Das Menschenrecht der Religionsfreiheit ist auf doppelte Weise in Gefahr. Es wird in Misskredit gebracht, wenn Religionsgemeinschaften jede Kritik und jeden Diskurs über sie als gegen die Religionsfreiheit gerichtet erklären und abwehren. Das trifft etwa zu, wenn jede kritische Anfrage an den Islam zur Islamophobie erklärt wird.

Bedrohlicher ist freilich eine andere Tendenz: Die Religionsfreiheit wird zur Gefahr für andere, vermeintlich gewichtigere Menschenrechte und damit als zweitrangig erklärt. Es ist aber nicht weniger wichtig als Frauen- oder Kinderrechte.

Es gibt nicht zweierlei Menschenrecht und keinen Gegensatz zwischen Menschenrechten und Religionsfreiheit. Selbstverständlich kann es auch keinen Zwang zur Religion geben, man muss auch keiner Glaubensgemeinschaft angehören dürfen.

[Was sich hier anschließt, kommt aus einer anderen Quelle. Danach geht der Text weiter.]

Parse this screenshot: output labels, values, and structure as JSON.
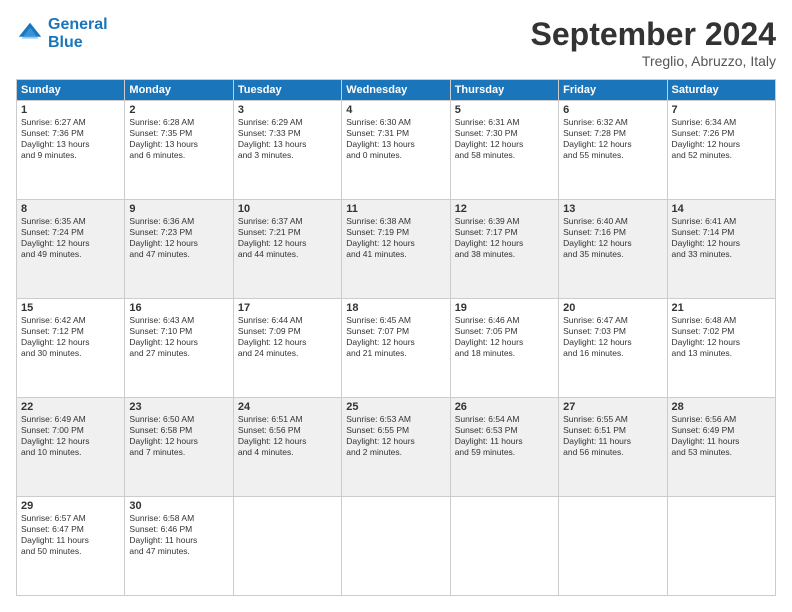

Das Beschneidungsurteil und die verständlicherweise empfindliche Reaktion der Juden darauf könnten den Eindruck entstehen lassen, es handle sich bei der Religionsfreiheit nur um Minderheitenschutz. Der geradezu zelotische Eifer der Religionsgegner zielt aber darauf ab, Religion überhaupt aus der Öffentlichkeit zu verdrängen und den Staat dazu zu verpflichten, das durchzusetzen. Religionsfreiheit bedeutet Freiheit zur Religion und nicht repressiv durchgesetzte Freiheit von Religion.